Central Coast Council, who recently endorsed the Save Our Recycling Campaign, is turning recycled tyres into roads in a bid to reduce the thousands of tonnes of tyres which end up in landfill each year.

Each year in Australia, a whopping 56 million tyres reach the end of their life, with only a small percentage of these recycled domestically. Two thirds of used tyres in Australia end up in either landfill, are stockpiled or illegally dumped.

There are a number of health and environmental issues associated with tyres ending up in landfill.
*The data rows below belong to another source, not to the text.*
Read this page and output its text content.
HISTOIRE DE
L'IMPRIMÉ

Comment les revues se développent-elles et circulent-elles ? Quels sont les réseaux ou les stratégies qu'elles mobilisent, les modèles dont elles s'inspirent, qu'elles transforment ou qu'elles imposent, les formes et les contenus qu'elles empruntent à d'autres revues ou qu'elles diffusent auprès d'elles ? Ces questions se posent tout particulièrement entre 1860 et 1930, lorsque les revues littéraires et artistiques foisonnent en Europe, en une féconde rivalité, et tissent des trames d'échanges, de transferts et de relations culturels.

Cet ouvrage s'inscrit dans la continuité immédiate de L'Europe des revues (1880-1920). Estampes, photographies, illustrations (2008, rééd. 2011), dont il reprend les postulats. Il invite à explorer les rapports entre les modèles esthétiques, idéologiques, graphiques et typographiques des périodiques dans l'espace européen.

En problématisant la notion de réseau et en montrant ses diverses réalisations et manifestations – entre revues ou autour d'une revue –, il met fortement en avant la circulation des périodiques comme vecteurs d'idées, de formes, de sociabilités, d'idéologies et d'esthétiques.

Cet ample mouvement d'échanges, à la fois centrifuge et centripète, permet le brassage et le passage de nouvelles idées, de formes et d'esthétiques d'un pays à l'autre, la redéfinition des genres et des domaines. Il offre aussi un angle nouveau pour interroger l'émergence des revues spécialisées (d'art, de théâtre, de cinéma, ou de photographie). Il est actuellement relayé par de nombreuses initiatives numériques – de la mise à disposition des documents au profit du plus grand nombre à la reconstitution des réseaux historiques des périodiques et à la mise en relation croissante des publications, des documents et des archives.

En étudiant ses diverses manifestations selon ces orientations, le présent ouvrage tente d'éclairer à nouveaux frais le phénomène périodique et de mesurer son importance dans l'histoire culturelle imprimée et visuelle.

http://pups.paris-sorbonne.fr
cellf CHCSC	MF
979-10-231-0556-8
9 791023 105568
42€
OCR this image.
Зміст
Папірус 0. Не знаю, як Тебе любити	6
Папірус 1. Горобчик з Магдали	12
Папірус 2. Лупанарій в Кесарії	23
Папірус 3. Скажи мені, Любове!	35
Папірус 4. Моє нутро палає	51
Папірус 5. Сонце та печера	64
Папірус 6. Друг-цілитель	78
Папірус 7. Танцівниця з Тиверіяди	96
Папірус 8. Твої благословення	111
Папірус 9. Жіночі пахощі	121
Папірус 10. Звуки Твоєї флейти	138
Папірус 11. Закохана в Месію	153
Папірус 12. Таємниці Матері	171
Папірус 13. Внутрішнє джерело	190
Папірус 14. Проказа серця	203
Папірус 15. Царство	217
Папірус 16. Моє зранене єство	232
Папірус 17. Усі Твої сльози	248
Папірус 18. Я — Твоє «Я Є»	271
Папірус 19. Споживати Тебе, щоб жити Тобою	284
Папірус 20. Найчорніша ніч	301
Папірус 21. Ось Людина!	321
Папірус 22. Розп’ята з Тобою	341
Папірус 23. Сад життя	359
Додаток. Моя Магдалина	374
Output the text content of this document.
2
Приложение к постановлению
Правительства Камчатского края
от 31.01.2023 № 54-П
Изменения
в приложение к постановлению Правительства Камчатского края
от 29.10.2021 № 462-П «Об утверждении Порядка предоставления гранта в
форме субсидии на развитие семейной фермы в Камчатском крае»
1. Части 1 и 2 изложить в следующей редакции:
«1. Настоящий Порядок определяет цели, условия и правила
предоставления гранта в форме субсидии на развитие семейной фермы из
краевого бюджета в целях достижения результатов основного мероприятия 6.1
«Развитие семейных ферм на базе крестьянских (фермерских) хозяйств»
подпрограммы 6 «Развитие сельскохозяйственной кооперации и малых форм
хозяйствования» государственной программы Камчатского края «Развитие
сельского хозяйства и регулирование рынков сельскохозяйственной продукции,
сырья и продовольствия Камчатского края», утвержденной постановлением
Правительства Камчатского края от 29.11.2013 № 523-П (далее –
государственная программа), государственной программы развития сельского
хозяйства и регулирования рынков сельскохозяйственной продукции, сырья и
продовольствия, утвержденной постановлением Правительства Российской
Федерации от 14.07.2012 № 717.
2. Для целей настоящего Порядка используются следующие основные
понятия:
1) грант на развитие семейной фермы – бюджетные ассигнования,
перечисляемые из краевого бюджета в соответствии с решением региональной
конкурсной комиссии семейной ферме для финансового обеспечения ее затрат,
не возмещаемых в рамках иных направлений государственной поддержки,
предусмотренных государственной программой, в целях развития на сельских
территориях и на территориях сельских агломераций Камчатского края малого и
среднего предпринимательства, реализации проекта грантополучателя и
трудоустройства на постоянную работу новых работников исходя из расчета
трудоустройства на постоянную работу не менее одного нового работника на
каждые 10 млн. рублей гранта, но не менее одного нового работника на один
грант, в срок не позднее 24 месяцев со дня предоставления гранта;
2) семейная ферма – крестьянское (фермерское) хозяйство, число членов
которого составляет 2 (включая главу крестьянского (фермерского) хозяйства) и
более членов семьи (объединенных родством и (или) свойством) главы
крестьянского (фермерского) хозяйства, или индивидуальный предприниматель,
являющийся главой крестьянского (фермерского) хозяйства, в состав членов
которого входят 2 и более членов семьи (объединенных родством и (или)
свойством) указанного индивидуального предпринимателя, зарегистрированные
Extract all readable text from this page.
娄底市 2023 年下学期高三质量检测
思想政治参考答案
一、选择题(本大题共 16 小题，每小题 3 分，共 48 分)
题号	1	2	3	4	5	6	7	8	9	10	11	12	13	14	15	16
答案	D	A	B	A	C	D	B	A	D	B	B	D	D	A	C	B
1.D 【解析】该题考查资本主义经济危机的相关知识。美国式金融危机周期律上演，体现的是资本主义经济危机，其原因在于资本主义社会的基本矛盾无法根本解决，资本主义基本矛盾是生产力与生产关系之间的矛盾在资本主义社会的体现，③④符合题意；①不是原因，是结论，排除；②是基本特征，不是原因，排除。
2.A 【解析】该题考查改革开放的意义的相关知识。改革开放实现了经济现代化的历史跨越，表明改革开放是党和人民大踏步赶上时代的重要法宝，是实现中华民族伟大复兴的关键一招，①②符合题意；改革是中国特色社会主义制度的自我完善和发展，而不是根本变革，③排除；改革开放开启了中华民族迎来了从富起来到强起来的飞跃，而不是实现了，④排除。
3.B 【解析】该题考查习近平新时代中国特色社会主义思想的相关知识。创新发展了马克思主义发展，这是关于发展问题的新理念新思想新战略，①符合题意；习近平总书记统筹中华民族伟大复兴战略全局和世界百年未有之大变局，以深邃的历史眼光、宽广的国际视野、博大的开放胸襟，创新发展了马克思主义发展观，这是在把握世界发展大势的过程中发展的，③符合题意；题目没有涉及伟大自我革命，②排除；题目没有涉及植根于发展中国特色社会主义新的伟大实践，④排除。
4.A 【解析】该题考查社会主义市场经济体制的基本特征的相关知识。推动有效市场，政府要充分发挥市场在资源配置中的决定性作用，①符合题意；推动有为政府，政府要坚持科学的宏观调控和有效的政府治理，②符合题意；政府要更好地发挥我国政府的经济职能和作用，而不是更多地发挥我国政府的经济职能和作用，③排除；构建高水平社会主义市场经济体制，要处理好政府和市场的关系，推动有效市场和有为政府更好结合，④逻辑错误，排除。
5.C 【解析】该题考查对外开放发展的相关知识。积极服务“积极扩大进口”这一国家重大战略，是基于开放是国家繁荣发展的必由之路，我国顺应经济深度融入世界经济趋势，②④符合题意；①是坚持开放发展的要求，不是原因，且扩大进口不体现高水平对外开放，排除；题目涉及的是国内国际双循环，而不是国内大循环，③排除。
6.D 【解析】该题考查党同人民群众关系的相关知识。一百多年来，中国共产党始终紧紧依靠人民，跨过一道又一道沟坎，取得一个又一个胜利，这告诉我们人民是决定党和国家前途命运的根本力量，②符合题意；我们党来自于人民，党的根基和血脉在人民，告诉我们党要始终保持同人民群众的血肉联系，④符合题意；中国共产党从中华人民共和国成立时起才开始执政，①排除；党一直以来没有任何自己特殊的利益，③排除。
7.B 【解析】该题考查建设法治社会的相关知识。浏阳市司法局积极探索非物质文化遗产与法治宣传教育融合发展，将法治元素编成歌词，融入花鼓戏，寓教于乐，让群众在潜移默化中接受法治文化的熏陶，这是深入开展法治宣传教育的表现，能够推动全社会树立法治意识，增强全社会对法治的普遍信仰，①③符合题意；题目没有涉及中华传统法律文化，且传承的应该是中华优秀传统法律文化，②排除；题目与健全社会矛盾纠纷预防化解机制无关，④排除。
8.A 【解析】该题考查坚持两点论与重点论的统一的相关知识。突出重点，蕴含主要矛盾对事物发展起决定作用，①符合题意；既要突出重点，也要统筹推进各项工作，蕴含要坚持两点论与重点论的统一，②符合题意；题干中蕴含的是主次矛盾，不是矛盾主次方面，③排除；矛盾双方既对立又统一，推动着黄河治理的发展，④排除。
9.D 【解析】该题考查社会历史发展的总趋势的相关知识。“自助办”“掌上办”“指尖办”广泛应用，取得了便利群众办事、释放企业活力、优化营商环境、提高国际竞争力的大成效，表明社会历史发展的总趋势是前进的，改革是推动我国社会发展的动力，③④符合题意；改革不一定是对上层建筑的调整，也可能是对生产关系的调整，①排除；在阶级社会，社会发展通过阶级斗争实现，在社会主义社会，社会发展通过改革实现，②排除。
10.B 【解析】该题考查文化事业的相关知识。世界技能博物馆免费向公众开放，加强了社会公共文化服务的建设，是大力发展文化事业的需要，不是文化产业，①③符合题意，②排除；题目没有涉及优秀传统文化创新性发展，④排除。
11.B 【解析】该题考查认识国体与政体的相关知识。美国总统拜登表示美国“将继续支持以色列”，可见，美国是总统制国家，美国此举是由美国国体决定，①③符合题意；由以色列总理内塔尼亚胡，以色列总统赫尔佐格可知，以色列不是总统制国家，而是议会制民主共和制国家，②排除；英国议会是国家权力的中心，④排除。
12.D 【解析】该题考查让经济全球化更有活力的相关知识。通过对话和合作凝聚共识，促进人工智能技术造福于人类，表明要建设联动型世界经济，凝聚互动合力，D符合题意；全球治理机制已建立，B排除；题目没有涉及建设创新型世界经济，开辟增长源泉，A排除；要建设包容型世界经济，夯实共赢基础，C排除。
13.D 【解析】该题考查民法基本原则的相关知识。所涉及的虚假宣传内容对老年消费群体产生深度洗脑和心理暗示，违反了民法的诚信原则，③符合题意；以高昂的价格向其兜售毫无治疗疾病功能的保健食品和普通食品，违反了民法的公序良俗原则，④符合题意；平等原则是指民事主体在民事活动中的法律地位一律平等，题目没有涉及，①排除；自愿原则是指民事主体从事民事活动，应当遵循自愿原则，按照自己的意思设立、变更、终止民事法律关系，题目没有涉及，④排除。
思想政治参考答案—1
Old tyres provide a breeding ground for rodents and mosquitoes, they consume up to 75% of airspace in landfills and if they become buoyant they can rupture landfill liners.

Central Coast Council is taking the matter into their own hands by using recycled Australian tyres in the construction and maintenance of roads across the region.

“We take a crumb rubber binder made from 100 percent recycled Australian tyres and mix this with bitumen and asphalt for use in spray sealing and asphalt works across the Central Coast,” said Council Director Roads, Drainage and Waste, Boris Bolgoff.

“It is fantastic to be able to build and improve our road network with a product that is recycling some of the 56 million used tyres generated in Australia each year.

“Our supplier takes approximately 25 used truck tyres and creates one tonne of crumb rubber binder, which we use across the Coast’s 2,200 kilometre network of roads.

“The product we are using is predominately made from truck tyres as they contain less steel and other fibres compared to car tyres.”

Mayor of the Central Coast Council, Jane Smith said “using recycled tyres to build Central Coast roads is a great example of how we can deliver essential projects and maintenance using green and sustainable methods.

“Individuals, businesses and councils on the Central Coast are all doing their part to minimise waste and their ecological footprint.

“The onus is on the state government to reinvest 100% of the waste levy into developing a modern, smart, home grown resource recovery and recycling industry, establish more innovative recycling facilities and produce packaging and products that are easier to recycle and reuse,” she said.